Everyone who walks through the door of this store specialising in South African and Jewish food asks: "What is that lovely smell?" And for the umpteenth time, owner Barry Borer says: "We're baking kichel."

The word comes from the Yiddish for biscuit, kichlach, and they are micro-thin biscuit squares dusted with copious amounts of sugar. You dip them into chopped herring and get an explosion of sweet and sour and salty.

Eastern European Jewish food has these flavour combinations in many dishes, such as gefilte fish, pickled cucumbers and chopped liver. These delicacies, or acquired tastes for some, feature at festivals such as Pesach (Passover) which begins this weekend.

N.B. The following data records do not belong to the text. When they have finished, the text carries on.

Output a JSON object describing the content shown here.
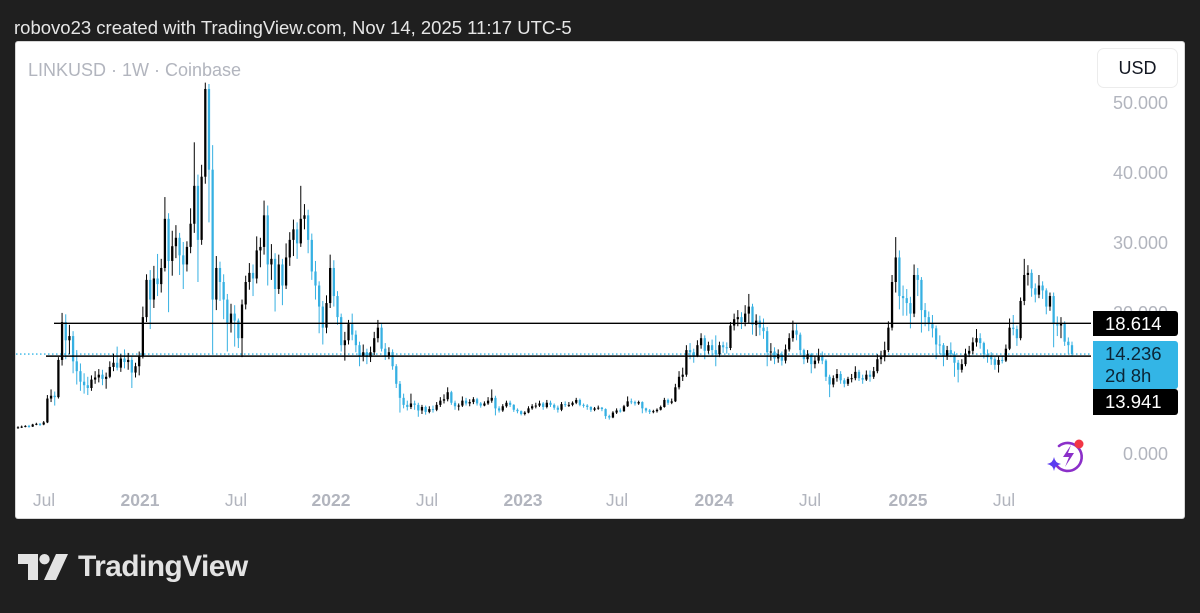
{
  "header": {
    "caption": "robovo23 created with TradingView.com, Nov 14, 2025 11:17 UTC-5"
  },
  "chart": {
    "symbol_title": "LINKUSD · 1W · Coinbase",
    "currency_button": "USD",
    "y_axis_labels": [
      "50.000",
      "40.000",
      "30.000",
      "20.000",
      "0.000"
    ],
    "x_axis_labels": [
      {
        "text": "Jul",
        "year": false
      },
      {
        "text": "2021",
        "year": true
      },
      {
        "text": "Jul",
        "year": false
      },
      {
        "text": "2022",
        "year": true
      },
      {
        "text": "Jul",
        "year": false
      },
      {
        "text": "2023",
        "year": true
      },
      {
        "text": "Jul",
        "year": false
      },
      {
        "text": "2024",
        "year": true
      },
      {
        "text": "Jul",
        "year": false
      },
      {
        "text": "2025",
        "year": true
      },
      {
        "text": "Jul",
        "year": false
      }
    ],
    "price_labels": {
      "upper_line": "18.614",
      "last_price": "14.236",
      "countdown": "2d 8h",
      "lower_line": "13.941"
    },
    "assistant_icon": "sparkle-lightning-icon"
  },
  "footer": {
    "brand": "TradingView"
  },
  "chart_data": {
    "type": "candlestick",
    "title": "LINKUSD · 1W · Coinbase",
    "symbol": "LINKUSD",
    "interval": "1W",
    "exchange": "Coinbase",
    "currency": "USD",
    "xlabel": "",
    "ylabel": "",
    "ylim": [
      0,
      50
    ],
    "y_ticks": [
      0,
      10,
      20,
      30,
      40,
      50
    ],
    "x_tick_labels": [
      "Jul",
      "2021",
      "Jul",
      "2022",
      "Jul",
      "2023",
      "Jul",
      "2024",
      "Jul",
      "2025",
      "Jul"
    ],
    "grid": false,
    "horizontal_lines": [
      {
        "price": 18.614,
        "color": "#000000",
        "style": "solid"
      },
      {
        "price": 13.941,
        "color": "#000000",
        "style": "solid"
      }
    ],
    "last_price_line": {
      "price": 14.236,
      "color": "#33b5e6",
      "style": "dotted"
    },
    "colors": {
      "up": "#000000",
      "down": "#36b0e2"
    },
    "open_first": 3.7,
    "close": [
      3.8,
      3.9,
      4.0,
      3.9,
      4.2,
      4.3,
      4.2,
      4.5,
      7.9,
      8.3,
      8.1,
      13.4,
      18.8,
      16.2,
      16.8,
      13.2,
      11.8,
      10.3,
      9.8,
      9.4,
      10.6,
      10.9,
      11.3,
      10.7,
      11.0,
      12.4,
      13.0,
      12.3,
      13.6,
      13.1,
      13.4,
      11.6,
      12.5,
      14.0,
      19.5,
      24.8,
      22.0,
      25.0,
      24.2,
      26.5,
      33.5,
      27.5,
      29.6,
      30.8,
      28.3,
      27.0,
      29.5,
      32.8,
      38.2,
      30.5,
      39.5,
      52.0,
      40.5,
      22.0,
      26.5,
      24.5,
      22.0,
      18.6,
      20.0,
      19.0,
      16.5,
      21.3,
      24.5,
      25.8,
      25.0,
      29.0,
      29.5,
      34.0,
      27.0,
      27.8,
      23.5,
      27.0,
      24.0,
      28.0,
      30.5,
      32.0,
      30.0,
      33.5,
      34.0,
      30.5,
      26.0,
      24.0,
      21.0,
      18.0,
      21.5,
      26.5,
      22.5,
      19.5,
      15.5,
      16.2,
      18.5,
      17.0,
      15.5,
      14.0,
      14.5,
      13.8,
      14.5,
      16.5,
      18.0,
      15.0,
      14.0,
      14.5,
      12.5,
      10.0,
      8.0,
      7.0,
      6.7,
      7.2,
      7.0,
      6.2,
      6.7,
      6.0,
      6.4,
      6.3,
      7.0,
      7.6,
      7.8,
      8.8,
      7.3,
      6.8,
      6.9,
      7.6,
      7.2,
      7.4,
      7.8,
      7.2,
      6.9,
      7.2,
      7.6,
      8.0,
      6.5,
      6.2,
      6.8,
      7.3,
      7.0,
      6.3,
      6.1,
      5.7,
      5.9,
      6.5,
      6.8,
      6.9,
      7.2,
      6.7,
      7.3,
      7.0,
      6.6,
      6.3,
      7.1,
      7.0,
      7.0,
      7.3,
      7.7,
      7.0,
      6.9,
      6.7,
      6.3,
      6.5,
      6.6,
      6.4,
      5.4,
      5.2,
      5.9,
      6.2,
      6.1,
      6.8,
      7.5,
      7.4,
      7.2,
      7.4,
      6.5,
      6.2,
      6.0,
      6.1,
      6.3,
      6.7,
      7.7,
      7.3,
      7.5,
      9.5,
      11.0,
      11.3,
      14.8,
      14.5,
      14.0,
      15.5,
      16.5,
      14.7,
      15.5,
      14.8,
      14.2,
      15.5,
      15.2,
      15.1,
      18.3,
      19.2,
      19.5,
      18.8,
      20.0,
      21.0,
      18.4,
      19.0,
      18.0,
      17.5,
      14.5,
      14.6,
      13.6,
      14.2,
      13.3,
      14.9,
      16.5,
      17.6,
      17.0,
      14.8,
      13.5,
      14.2,
      12.8,
      13.3,
      14.0,
      13.3,
      11.0,
      9.9,
      10.8,
      11.4,
      10.5,
      10.0,
      10.7,
      10.8,
      11.7,
      10.8,
      10.6,
      11.3,
      11.0,
      11.8,
      13.5,
      13.8,
      14.8,
      18.0,
      24.5,
      28.0,
      22.5,
      22.2,
      21.5,
      20.0,
      25.5,
      24.8,
      20.5,
      19.5,
      18.5,
      17.9,
      15.6,
      15.5,
      14.0,
      14.8,
      14.2,
      13.0,
      12.0,
      12.8,
      14.3,
      14.7,
      15.9,
      16.5,
      15.8,
      14.2,
      13.8,
      13.5,
      12.7,
      13.4,
      13.3,
      15.0,
      18.0,
      17.8,
      16.5,
      21.8,
      25.5,
      25.8,
      23.6,
      22.7,
      24.0,
      23.3,
      21.0,
      22.5,
      18.5,
      18.3,
      18.6,
      16.0,
      15.5,
      14.236
    ],
    "high": [
      3.95,
      4.05,
      4.1,
      4.15,
      4.3,
      4.45,
      4.4,
      4.7,
      8.4,
      9.2,
      8.9,
      13.8,
      20.1,
      19.9,
      18.4,
      17.5,
      14.8,
      12.9,
      11.5,
      11.0,
      11.2,
      11.8,
      12.1,
      12.0,
      11.6,
      13.2,
      14.3,
      15.3,
      14.2,
      14.9,
      14.4,
      13.8,
      13.0,
      14.6,
      21.0,
      25.6,
      26.2,
      26.8,
      28.5,
      27.8,
      36.6,
      34.3,
      31.8,
      32.6,
      31.5,
      30.2,
      30.3,
      35.0,
      44.4,
      39.8,
      41.2,
      52.9,
      52.7,
      44.0,
      28.2,
      27.4,
      25.6,
      22.8,
      21.4,
      21.2,
      19.3,
      22.0,
      25.4,
      27.2,
      27.0,
      31.0,
      30.8,
      36.1,
      35.4,
      29.9,
      28.6,
      28.4,
      27.8,
      30.0,
      31.6,
      33.4,
      33.0,
      38.2,
      35.6,
      34.8,
      31.4,
      27.5,
      24.6,
      21.8,
      22.6,
      28.4,
      27.6,
      23.2,
      20.0,
      17.4,
      19.1,
      20.0,
      17.6,
      16.0,
      15.6,
      15.0,
      15.3,
      17.4,
      19.1,
      18.5,
      15.8,
      15.2,
      14.9,
      12.8,
      10.4,
      8.6,
      7.6,
      8.6,
      7.6,
      7.3,
      7.0,
      6.9,
      6.8,
      6.9,
      7.4,
      8.1,
      8.5,
      9.5,
      9.0,
      7.6,
      7.2,
      8.2,
      8.0,
      7.8,
      8.1,
      8.0,
      7.4,
      7.5,
      8.1,
      9.2,
      8.3,
      6.8,
      7.1,
      7.6,
      7.6,
      7.1,
      6.5,
      6.2,
      6.1,
      6.8,
      7.1,
      7.3,
      7.6,
      7.4,
      7.7,
      7.6,
      7.2,
      6.9,
      7.4,
      7.5,
      7.4,
      7.5,
      8.0,
      7.9,
      7.2,
      7.1,
      6.8,
      6.7,
      6.9,
      6.7,
      6.5,
      5.6,
      6.1,
      6.5,
      6.5,
      7.0,
      8.2,
      7.9,
      7.6,
      7.6,
      7.5,
      6.6,
      6.4,
      6.3,
      6.5,
      6.9,
      8.0,
      7.9,
      7.9,
      10.0,
      11.8,
      12.3,
      15.5,
      15.8,
      15.0,
      16.2,
      17.2,
      16.9,
      16.0,
      16.3,
      16.9,
      16.0,
      16.0,
      15.9,
      18.8,
      20.0,
      20.5,
      20.2,
      21.2,
      22.8,
      21.4,
      19.9,
      19.7,
      19.3,
      18.1,
      15.8,
      15.2,
      14.9,
      14.6,
      15.6,
      17.2,
      19.0,
      18.5,
      17.3,
      15.0,
      14.8,
      14.4,
      13.9,
      15.0,
      14.6,
      13.5,
      11.3,
      11.2,
      12.1,
      11.8,
      10.8,
      11.0,
      11.4,
      12.5,
      12.0,
      11.3,
      11.9,
      11.9,
      12.4,
      14.2,
      14.7,
      16.0,
      18.9,
      25.5,
      30.9,
      29.0,
      24.0,
      23.5,
      22.4,
      27.0,
      26.5,
      25.2,
      21.5,
      20.3,
      19.8,
      18.3,
      16.9,
      15.8,
      15.4,
      15.9,
      14.6,
      13.4,
      13.5,
      15.0,
      15.4,
      16.6,
      17.8,
      17.2,
      16.0,
      14.9,
      14.5,
      13.8,
      13.9,
      14.0,
      15.6,
      19.3,
      19.8,
      18.3,
      22.3,
      27.8,
      26.9,
      26.3,
      24.3,
      25.5,
      24.6,
      23.6,
      23.0,
      23.0,
      19.6,
      19.5,
      18.9,
      16.6,
      16.0
    ],
    "low": [
      3.6,
      3.7,
      3.8,
      3.75,
      3.85,
      4.1,
      4.0,
      4.1,
      4.4,
      7.4,
      6.9,
      7.9,
      12.6,
      13.5,
      14.2,
      11.5,
      9.9,
      9.0,
      8.6,
      8.4,
      9.0,
      10.0,
      10.2,
      9.8,
      9.3,
      10.8,
      11.8,
      11.9,
      11.7,
      12.2,
      12.0,
      9.4,
      10.9,
      11.2,
      13.6,
      18.8,
      17.8,
      20.8,
      22.5,
      23.0,
      26.0,
      20.2,
      25.4,
      27.9,
      25.5,
      23.5,
      26.0,
      28.6,
      31.5,
      24.5,
      29.8,
      38.5,
      33.0,
      14.2,
      20.5,
      21.8,
      19.2,
      14.6,
      17.3,
      15.3,
      15.1,
      13.8,
      20.6,
      23.4,
      22.5,
      24.3,
      26.6,
      28.4,
      24.0,
      24.8,
      20.3,
      22.8,
      21.2,
      23.5,
      26.8,
      28.2,
      27.8,
      29.5,
      32.0,
      28.6,
      24.8,
      22.0,
      17.2,
      15.6,
      17.2,
      20.8,
      21.0,
      18.4,
      14.6,
      13.3,
      15.6,
      16.2,
      14.5,
      12.5,
      13.2,
      12.8,
      13.1,
      14.1,
      15.9,
      14.6,
      13.4,
      13.5,
      12.0,
      9.4,
      5.9,
      6.5,
      6.2,
      6.4,
      6.3,
      5.3,
      5.7,
      5.6,
      5.8,
      5.9,
      6.1,
      6.7,
      7.2,
      7.5,
      7.0,
      6.3,
      6.2,
      6.7,
      6.9,
      6.8,
      7.1,
      6.9,
      6.6,
      6.8,
      7.0,
      7.3,
      5.5,
      5.9,
      6.0,
      6.6,
      6.7,
      6.0,
      5.8,
      5.5,
      5.5,
      5.8,
      6.3,
      6.5,
      6.7,
      6.3,
      6.5,
      6.7,
      6.3,
      5.9,
      6.1,
      6.7,
      6.7,
      6.8,
      7.1,
      6.8,
      6.6,
      6.3,
      6.0,
      6.1,
      6.3,
      6.1,
      5.0,
      4.9,
      5.1,
      5.7,
      5.9,
      6.0,
      6.7,
      7.1,
      6.9,
      7.0,
      5.8,
      5.9,
      5.7,
      5.8,
      5.9,
      6.2,
      6.6,
      7.0,
      7.1,
      7.4,
      9.2,
      10.4,
      11.0,
      13.5,
      13.0,
      13.8,
      15.0,
      13.5,
      14.3,
      13.9,
      12.5,
      13.8,
      14.4,
      14.3,
      14.8,
      17.6,
      18.2,
      17.8,
      18.2,
      18.6,
      17.0,
      16.8,
      16.9,
      16.4,
      12.5,
      13.3,
      12.8,
      13.0,
      12.6,
      12.9,
      14.6,
      16.0,
      16.2,
      14.1,
      12.8,
      13.0,
      11.5,
      12.2,
      12.9,
      12.8,
      10.4,
      8.1,
      9.5,
      10.3,
      10.0,
      9.5,
      9.7,
      10.2,
      10.5,
      10.4,
      10.0,
      10.4,
      10.3,
      10.7,
      11.5,
      12.8,
      13.2,
      14.5,
      17.6,
      23.0,
      20.6,
      19.7,
      19.7,
      17.9,
      19.5,
      22.5,
      17.3,
      18.2,
      17.5,
      16.6,
      13.5,
      14.2,
      12.5,
      13.4,
      13.8,
      11.0,
      10.2,
      11.6,
      12.5,
      13.8,
      14.2,
      15.3,
      15.0,
      13.6,
      13.0,
      12.7,
      12.0,
      11.6,
      12.9,
      13.1,
      14.8,
      16.9,
      15.4,
      16.2,
      21.2,
      24.0,
      22.4,
      21.6,
      22.2,
      22.1,
      19.9,
      20.4,
      15.2,
      16.8,
      16.5,
      15.4,
      14.3,
      14.0
    ]
  }
}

Borer and his business partner, Brenda Gordon, are gearing up for the Pesach rush. Borer is opening boxes of sweet South African delicacies, such as ingberlach (ginger) and pletzlach (walnut and honey) and teiglach (little plaits of dough, baked and doused in honey syrup). He is stacking the four brands of matzo and matzo meal on the shelves in the room that will have all the Passover products, and calling out to Gordon to check on the kichel.

She runs the (non-kosher) kitchen, supervising the fried fish, fried fish balls, gefilte fish, pickled fish and curried fish balls (is there anything this cuisine can't do with fish?). She has a "wondrous cook", Henry Nguyen, who makes chicken and vegetable soups, and kneidlach or matzo balls, the three kinds of herring salads and the haroset (grated apples and cinnamon) for the Pesach plate.

A former cookery teacher in Johannesburg, Gordon is also Borer's mother-in-law, which makes their partnership sound like a Jewish joke. Borer smiles and says: "She is a great cook and loves to feed people. I told her when I bought the business, that you can either live with me or work with me, but you can't do both."

That was three years ago and they seem to get on very well. The deli counter is very much Gordon's domain and she makes a nice display with olives and salads, cheese blintzes, chicken pies and pirogi.

Borer is the stock controller, ordering the breads (not kosher) and the meats (kosher): brisket, pastrami, sausages, chops, chickens and scotch fillet.

But the big seller is biltong (dried beef), made on the premises; Borer estimates that 90 per cent of his clients have migrated from South Africa.

The nostalgic come in looking for Nando's curry and satay sauces, Sheer's marinades, Five Roses tea, Ouma rusks (biscuits) and three kinds of Mrs Ball's chutneys. They can buy chocolate and the confectionary of their childhood and the soft drinks of their youth, all imported from South Africa.

As Borer and Gordon are packing up for the day, heads are still poking through the door, asking: "Is it too late?" and then: "What's that lovely smell?"